Le Maroc veut donner aux États du Sahel un accès à l’Atlantique

En se disant prêt à mettre ses infrastructures routières, portuaires et ferroviaires à la disposition de quatre pays de cette région, Rabat entend gagner en influence dans une zone où l’Algérie est dominante.

Le Monde – Ouvrir le Sahel à l’Atlantique et, sans le dire, travailler par là même à réduire l’influence du rival algérien dans cette région. Tel est en substance le projet que le Maroc, par la voix de Mohammed VI, a présenté au Burkina Faso, au Mali, au Niger et au Tchad, quatre pays enclavés dont l’éloignement du commerce maritime freine le développement économique.

Réunis à Marrakech le 23 décembre, leurs représentants ont unanimement salué l’initiative. « C’est dans la difficulté que l’on reconnaît ses vrais amis », s’est empressé de déclarer le ministre nigérien des affaires étrangères Bakary Yaou Sangaré, dont le pays est sous sanctions de la Communauté économique des Etats d’Afrique de l’Ouest (Cedeao) depuis le 26 juillet et le putsch contre le président Bazoum.
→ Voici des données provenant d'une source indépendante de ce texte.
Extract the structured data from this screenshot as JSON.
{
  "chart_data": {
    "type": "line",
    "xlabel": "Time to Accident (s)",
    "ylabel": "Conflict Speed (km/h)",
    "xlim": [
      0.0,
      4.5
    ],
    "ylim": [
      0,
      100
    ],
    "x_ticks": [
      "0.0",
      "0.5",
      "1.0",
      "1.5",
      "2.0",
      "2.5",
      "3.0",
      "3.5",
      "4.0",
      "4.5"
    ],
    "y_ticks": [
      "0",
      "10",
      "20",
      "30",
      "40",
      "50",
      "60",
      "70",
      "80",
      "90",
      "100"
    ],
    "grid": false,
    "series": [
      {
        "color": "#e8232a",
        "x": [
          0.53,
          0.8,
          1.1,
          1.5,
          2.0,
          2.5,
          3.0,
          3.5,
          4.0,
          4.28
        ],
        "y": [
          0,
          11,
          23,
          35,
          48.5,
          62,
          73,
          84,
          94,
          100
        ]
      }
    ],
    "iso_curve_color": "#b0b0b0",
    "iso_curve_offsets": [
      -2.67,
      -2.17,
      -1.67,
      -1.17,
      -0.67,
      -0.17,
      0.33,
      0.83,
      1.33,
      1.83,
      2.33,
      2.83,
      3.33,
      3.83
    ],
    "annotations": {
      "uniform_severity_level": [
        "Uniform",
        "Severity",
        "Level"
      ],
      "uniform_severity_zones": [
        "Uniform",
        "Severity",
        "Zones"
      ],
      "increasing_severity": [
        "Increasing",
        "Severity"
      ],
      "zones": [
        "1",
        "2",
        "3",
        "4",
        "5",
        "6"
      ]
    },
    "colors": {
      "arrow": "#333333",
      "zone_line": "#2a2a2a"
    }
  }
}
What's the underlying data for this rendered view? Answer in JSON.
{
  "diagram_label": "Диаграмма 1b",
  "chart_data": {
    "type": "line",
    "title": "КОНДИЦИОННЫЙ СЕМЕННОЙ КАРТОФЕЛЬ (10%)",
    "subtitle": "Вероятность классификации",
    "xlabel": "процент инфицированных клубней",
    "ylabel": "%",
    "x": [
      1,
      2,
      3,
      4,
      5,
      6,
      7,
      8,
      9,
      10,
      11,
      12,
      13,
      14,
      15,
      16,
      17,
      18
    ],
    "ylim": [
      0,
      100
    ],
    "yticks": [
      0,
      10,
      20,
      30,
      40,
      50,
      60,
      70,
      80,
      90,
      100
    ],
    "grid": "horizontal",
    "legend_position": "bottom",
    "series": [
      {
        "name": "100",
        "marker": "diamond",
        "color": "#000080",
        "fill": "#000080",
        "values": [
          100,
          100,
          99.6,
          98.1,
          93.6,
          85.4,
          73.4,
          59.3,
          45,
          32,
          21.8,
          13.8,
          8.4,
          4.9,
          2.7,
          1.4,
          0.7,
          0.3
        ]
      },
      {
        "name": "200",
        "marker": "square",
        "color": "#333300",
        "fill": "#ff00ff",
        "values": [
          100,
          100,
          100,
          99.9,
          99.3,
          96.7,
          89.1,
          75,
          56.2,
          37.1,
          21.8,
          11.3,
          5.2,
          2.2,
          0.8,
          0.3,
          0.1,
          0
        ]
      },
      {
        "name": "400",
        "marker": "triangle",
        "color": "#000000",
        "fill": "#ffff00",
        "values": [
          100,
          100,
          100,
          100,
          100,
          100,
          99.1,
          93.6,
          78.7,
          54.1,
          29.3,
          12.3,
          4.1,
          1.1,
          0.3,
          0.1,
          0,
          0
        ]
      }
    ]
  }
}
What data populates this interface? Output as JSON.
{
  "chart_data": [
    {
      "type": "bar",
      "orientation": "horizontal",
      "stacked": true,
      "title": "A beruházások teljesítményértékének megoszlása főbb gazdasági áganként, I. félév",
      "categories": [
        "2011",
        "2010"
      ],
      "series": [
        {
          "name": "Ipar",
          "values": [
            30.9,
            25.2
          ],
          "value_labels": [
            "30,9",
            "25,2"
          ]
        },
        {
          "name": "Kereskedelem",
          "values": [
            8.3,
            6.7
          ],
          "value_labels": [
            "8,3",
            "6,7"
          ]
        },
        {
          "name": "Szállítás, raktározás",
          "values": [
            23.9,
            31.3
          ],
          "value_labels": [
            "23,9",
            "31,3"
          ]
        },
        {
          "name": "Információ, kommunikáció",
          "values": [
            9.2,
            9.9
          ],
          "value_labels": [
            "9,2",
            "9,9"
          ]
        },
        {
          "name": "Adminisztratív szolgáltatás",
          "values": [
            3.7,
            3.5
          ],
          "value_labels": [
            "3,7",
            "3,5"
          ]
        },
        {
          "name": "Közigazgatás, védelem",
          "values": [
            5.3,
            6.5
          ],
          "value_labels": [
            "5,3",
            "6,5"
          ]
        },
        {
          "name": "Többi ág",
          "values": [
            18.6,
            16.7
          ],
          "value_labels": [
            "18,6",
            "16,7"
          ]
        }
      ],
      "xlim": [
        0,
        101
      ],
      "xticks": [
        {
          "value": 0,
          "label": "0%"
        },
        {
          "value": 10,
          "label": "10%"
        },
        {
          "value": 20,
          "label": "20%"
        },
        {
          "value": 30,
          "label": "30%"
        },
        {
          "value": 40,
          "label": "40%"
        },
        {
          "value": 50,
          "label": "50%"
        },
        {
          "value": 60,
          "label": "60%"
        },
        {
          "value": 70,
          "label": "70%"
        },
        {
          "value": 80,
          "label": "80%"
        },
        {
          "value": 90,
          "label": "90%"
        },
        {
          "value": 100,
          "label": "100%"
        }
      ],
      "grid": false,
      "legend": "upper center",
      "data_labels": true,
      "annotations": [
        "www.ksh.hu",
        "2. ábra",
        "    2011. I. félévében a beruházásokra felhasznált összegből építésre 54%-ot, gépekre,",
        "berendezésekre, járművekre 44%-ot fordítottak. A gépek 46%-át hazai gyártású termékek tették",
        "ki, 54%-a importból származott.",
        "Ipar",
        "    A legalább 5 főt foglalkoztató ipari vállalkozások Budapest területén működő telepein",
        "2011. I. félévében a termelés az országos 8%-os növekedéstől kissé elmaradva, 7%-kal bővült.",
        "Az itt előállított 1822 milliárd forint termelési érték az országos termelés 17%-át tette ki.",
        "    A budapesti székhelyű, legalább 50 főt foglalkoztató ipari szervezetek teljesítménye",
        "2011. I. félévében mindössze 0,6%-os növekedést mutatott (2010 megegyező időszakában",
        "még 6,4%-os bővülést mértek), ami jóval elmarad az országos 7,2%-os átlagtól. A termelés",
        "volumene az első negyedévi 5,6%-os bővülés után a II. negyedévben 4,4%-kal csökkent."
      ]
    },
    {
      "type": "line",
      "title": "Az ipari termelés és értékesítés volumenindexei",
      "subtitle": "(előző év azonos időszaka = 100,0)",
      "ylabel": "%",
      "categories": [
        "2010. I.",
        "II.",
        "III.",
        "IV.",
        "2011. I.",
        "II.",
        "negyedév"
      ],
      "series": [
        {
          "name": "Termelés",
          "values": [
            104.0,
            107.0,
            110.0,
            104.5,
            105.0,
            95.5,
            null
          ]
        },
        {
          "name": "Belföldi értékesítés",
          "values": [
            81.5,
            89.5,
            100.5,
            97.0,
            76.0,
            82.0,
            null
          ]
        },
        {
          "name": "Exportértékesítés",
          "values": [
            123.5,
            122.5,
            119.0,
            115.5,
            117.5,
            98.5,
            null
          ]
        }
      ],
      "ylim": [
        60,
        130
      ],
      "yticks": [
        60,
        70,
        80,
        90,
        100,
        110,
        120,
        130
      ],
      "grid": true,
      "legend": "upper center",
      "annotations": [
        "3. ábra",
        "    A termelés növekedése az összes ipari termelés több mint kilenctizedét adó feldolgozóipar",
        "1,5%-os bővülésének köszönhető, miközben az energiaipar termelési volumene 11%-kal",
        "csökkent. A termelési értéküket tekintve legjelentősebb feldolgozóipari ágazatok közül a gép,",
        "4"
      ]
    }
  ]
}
Selon les éléments de langage de la diplomatie marocaine, l’offre vise à transformer les économies du Sahel, à améliorer la vie de ses populations et à favoriser la sécurité dans la région. Pour ce faire, le Maroc se dit prêt à mettre « ses infrastructures routières, portuaires et ferroviaires » à la disposition des quatre pays qui, chacun de leur côté, instaureront une « task force » pour définir leurs priorités et préparer l’opérationnalisation du plan.

La question du financement reste cependant en suspens. La mobilisation des bailleurs de fonds sera nécessaire, insiste-t-on côté marocain, où l’on répète que cette initiative ne pourra aboutir qu’à la condition « de mettre à niveau » les infrastructures sahéliennes et « de les connecter aux réseaux de transport et de communication » régionaux.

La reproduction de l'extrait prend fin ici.